# Instrumental Adventure - "Walk With Me"



## Adam Bodlack (Apr 28, 2020)

Hey All,

I'm excited to announce the release of my first album titled "Walk With Me". I invite you to come alongside for this instrumental adventure. Although there are no lyrics this album has much to say. I hope it can speak to you in a universal language spoken by all nations.

I have a feeling that the members of this forum will have a greater understanding of the music, subtleties, time signatures, expression.
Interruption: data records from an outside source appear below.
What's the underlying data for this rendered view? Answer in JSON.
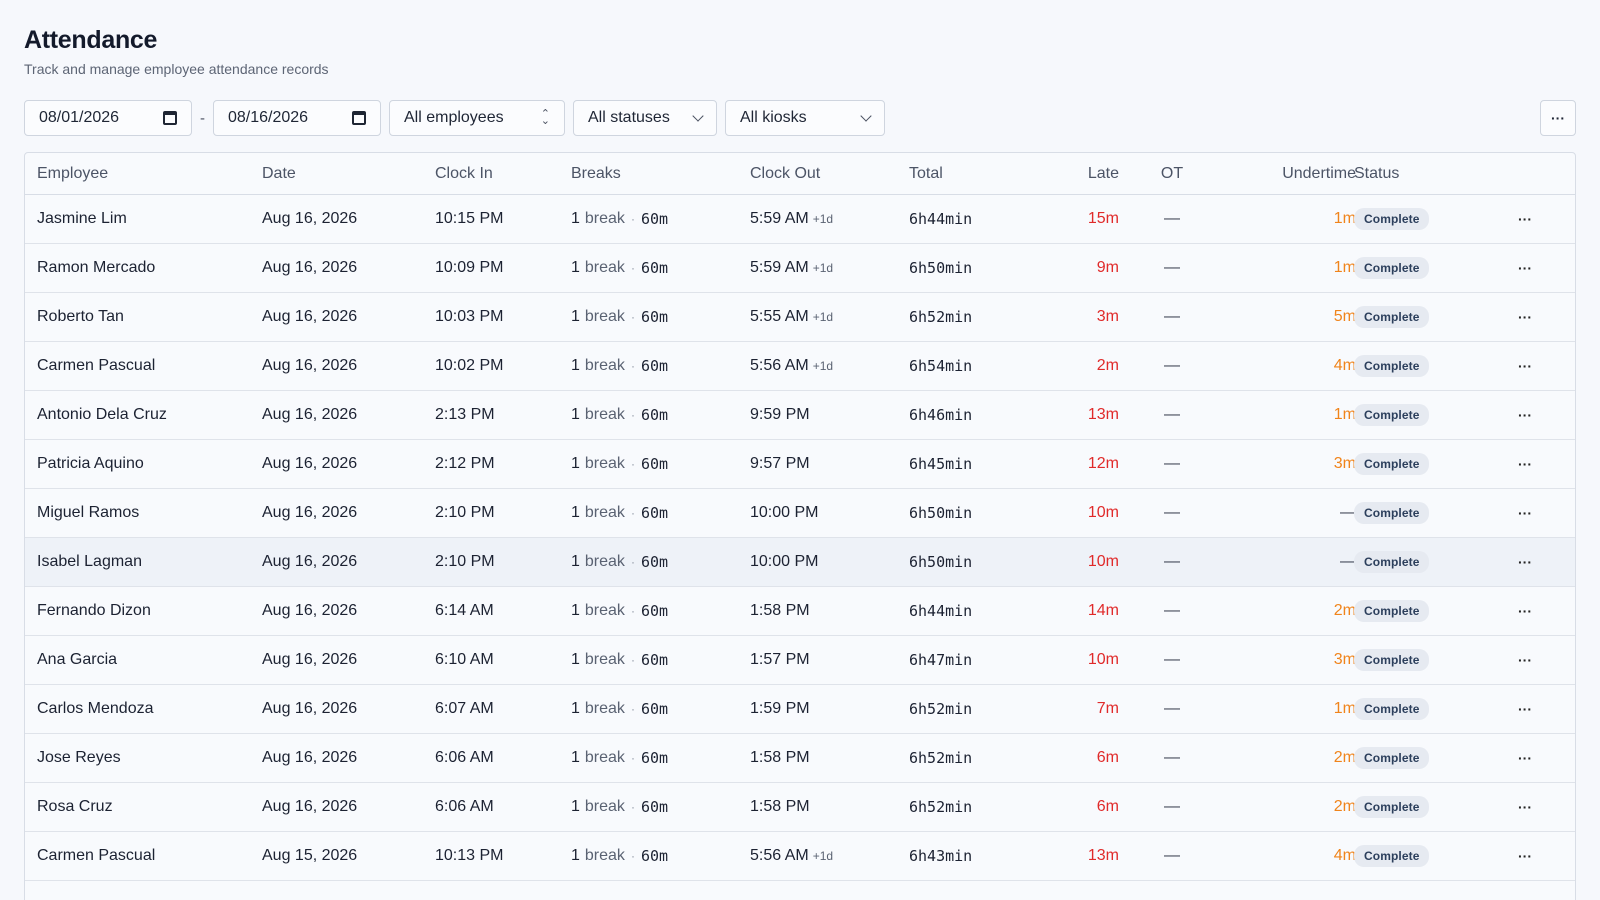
{
  "page": {
    "title": "Attendance",
    "subtitle": "Track and manage employee attendance records"
  },
  "filters": {
    "date_from": "08/01/2026",
    "date_sep": "-",
    "date_to": "08/16/2026",
    "employee": "All employees",
    "status": "All statuses",
    "kiosk": "All kiosks",
    "more": "···"
  },
  "table": {
    "headers": {
      "employee": "Employee",
      "date": "Date",
      "clock_in": "Clock In",
      "breaks": "Breaks",
      "clock_out": "Clock Out",
      "total": "Total",
      "late": "Late",
      "ot": "OT",
      "undertime": "Undertime",
      "status": "Status"
    },
    "rows": [
      {
        "employee": "Jasmine Lim",
        "date": "Aug 16, 2026",
        "clock_in": "10:15 PM",
        "break_count": "1",
        "break_word": "break",
        "break_dur": "60m",
        "clock_out": "5:59 AM",
        "next_day": "+1d",
        "total": "6h44min",
        "late": "15m",
        "ot": "—",
        "undertime": "1m",
        "status": "Complete",
        "more": "···"
      },
      {
        "employee": "Ramon Mercado",
        "date": "Aug 16, 2026",
        "clock_in": "10:09 PM",
        "break_count": "1",
        "break_word": "break",
        "break_dur": "60m",
        "clock_out": "5:59 AM",
        "next_day": "+1d",
        "total": "6h50min",
        "late": "9m",
        "ot": "—",
        "undertime": "1m",
        "status": "Complete",
        "more": "···"
      },
      {
        "employee": "Roberto Tan",
        "date": "Aug 16, 2026",
        "clock_in": "10:03 PM",
        "break_count": "1",
        "break_word": "break",
        "break_dur": "60m",
        "clock_out": "5:55 AM",
        "next_day": "+1d",
        "total": "6h52min",
        "late": "3m",
        "ot": "—",
        "undertime": "5m",
        "status": "Complete",
        "more": "···"
      },
      {
        "employee": "Carmen Pascual",
        "date": "Aug 16, 2026",
        "clock_in": "10:02 PM",
        "break_count": "1",
        "break_word": "break",
        "break_dur": "60m",
        "clock_out": "5:56 AM",
        "next_day": "+1d",
        "total": "6h54min",
        "late": "2m",
        "ot": "—",
        "undertime": "4m",
        "status": "Complete",
        "more": "···"
      },
      {
        "employee": "Antonio Dela Cruz",
        "date": "Aug 16, 2026",
        "clock_in": "2:13 PM",
        "break_count": "1",
        "break_word": "break",
        "break_dur": "60m",
        "clock_out": "9:59 PM",
        "next_day": "",
        "total": "6h46min",
        "late": "13m",
        "ot": "—",
        "undertime": "1m",
        "status": "Complete",
        "more": "···"
      },
      {
        "employee": "Patricia Aquino",
        "date": "Aug 16, 2026",
        "clock_in": "2:12 PM",
        "break_count": "1",
        "break_word": "break",
        "break_dur": "60m",
        "clock_out": "9:57 PM",
        "next_day": "",
        "total": "6h45min",
        "late": "12m",
        "ot": "—",
        "undertime": "3m",
        "status": "Complete",
        "more": "···"
      },
      {
        "employee": "Miguel Ramos",
        "date": "Aug 16, 2026",
        "clock_in": "2:10 PM",
        "break_count": "1",
        "break_word": "break",
        "break_dur": "60m",
        "clock_out": "10:00 PM",
        "next_day": "",
        "total": "6h50min",
        "late": "10m",
        "ot": "—",
        "undertime": "—",
        "status": "Complete",
        "more": "···"
      },
      {
        "employee": "Isabel Lagman",
        "date": "Aug 16, 2026",
        "clock_in": "2:10 PM",
        "break_count": "1",
        "break_word": "break",
        "break_dur": "60m",
        "clock_out": "10:00 PM",
        "next_day": "",
        "total": "6h50min",
        "late": "10m",
        "ot": "—",
        "undertime": "—",
        "status": "Complete",
        "more": "···",
        "highlight": true
      },
      {
        "employee": "Fernando Dizon",
        "date": "Aug 16, 2026",
        "clock_in": "6:14 AM",
        "break_count": "1",
        "break_word": "break",
        "break_dur": "60m",
        "clock_out": "1:58 PM",
        "next_day": "",
        "total": "6h44min",
        "late": "14m",
        "ot": "—",
        "undertime": "2m",
        "status": "Complete",
        "more": "···"
      },
      {
        "employee": "Ana Garcia",
        "date": "Aug 16, 2026",
        "clock_in": "6:10 AM",
        "break_count": "1",
        "break_word": "break",
        "break_dur": "60m",
        "clock_out": "1:57 PM",
        "next_day": "",
        "total": "6h47min",
        "late": "10m",
        "ot": "—",
        "undertime": "3m",
        "status": "Complete",
        "more": "···"
      },
      {
        "employee": "Carlos Mendoza",
        "date": "Aug 16, 2026",
        "clock_in": "6:07 AM",
        "break_count": "1",
        "break_word": "break",
        "break_dur": "60m",
        "clock_out": "1:59 PM",
        "next_day": "",
        "total": "6h52min",
        "late": "7m",
        "ot": "—",
        "undertime": "1m",
        "status": "Complete",
        "more": "···"
      },
      {
        "employee": "Jose Reyes",
        "date": "Aug 16, 2026",
        "clock_in": "6:06 AM",
        "break_count": "1",
        "break_word": "break",
        "break_dur": "60m",
        "clock_out": "1:58 PM",
        "next_day": "",
        "total": "6h52min",
        "late": "6m",
        "ot": "—",
        "undertime": "2m",
        "status": "Complete",
        "more": "···"
      },
      {
        "employee": "Rosa Cruz",
        "date": "Aug 16, 2026",
        "clock_in": "6:06 AM",
        "break_count": "1",
        "break_word": "break",
        "break_dur": "60m",
        "clock_out": "1:58 PM",
        "next_day": "",
        "total": "6h52min",
        "late": "6m",
        "ot": "—",
        "undertime": "2m",
        "status": "Complete",
        "more": "···"
      },
      {
        "employee": "Carmen Pascual",
        "date": "Aug 15, 2026",
        "clock_in": "10:13 PM",
        "break_count": "1",
        "break_word": "break",
        "break_dur": "60m",
        "clock_out": "5:56 AM",
        "next_day": "+1d",
        "total": "6h43min",
        "late": "13m",
        "ot": "—",
        "undertime": "4m",
        "status": "Complete",
        "more": "···"
      }
    ]
  },
  "colors": {
    "late": "#e02a2a",
    "undertime": "#f0841b",
    "badge_bg": "#e6eaf1",
    "background": "#f6f8fc"
  },
  "icons": {
    "calendar": "calendar-icon",
    "chevron": "chevron-down-icon",
    "sort": "sort-updown-icon",
    "more": "more-horizontal-icon"
  }
}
The genre of the album isn't well defined. I like to call it an instrumental adventure - I've received feedback that it contains a "Bit of Jazz, classical, progressive, ambient, cinematic."

It is uploaded to most major music streaming platforms (apple music pending). See links below. If you do not have a spotify account there is a link to listen at youtube music.






https://music.youtube.com/playlist?list=OLAK5uy_l-vAUELAHB7QNINjYXPnT1xSPFdiAZMNk

I'd love to hear your thoughts, comments, criticisms as it will help me with future releases.

Cheers,


----------



## Phil loves classical (Feb 8, 2017)

Nice! Easily the most interesting CCM I've heard!


----------



## Adam Bodlack (Apr 28, 2020)

Thanks Phil, glad you enjoyed! - that's a good way to summarize the genre as well.


----------



## Richannes Wrahms (Jan 6, 2014)

Can definitely hear the multiple influences, well integrated though, good job!


----------



## Swosh (Feb 25, 2018)

Wow. Absolutely beautiful and mesmerizing thank you.


----------



## Adam Bodlack (Apr 28, 2020)

Swosh said:


> Wow. Absolutely beautiful and mesmerizing thank you.


Thanks Swosh - very kind words - glad you enjoyed it!


----------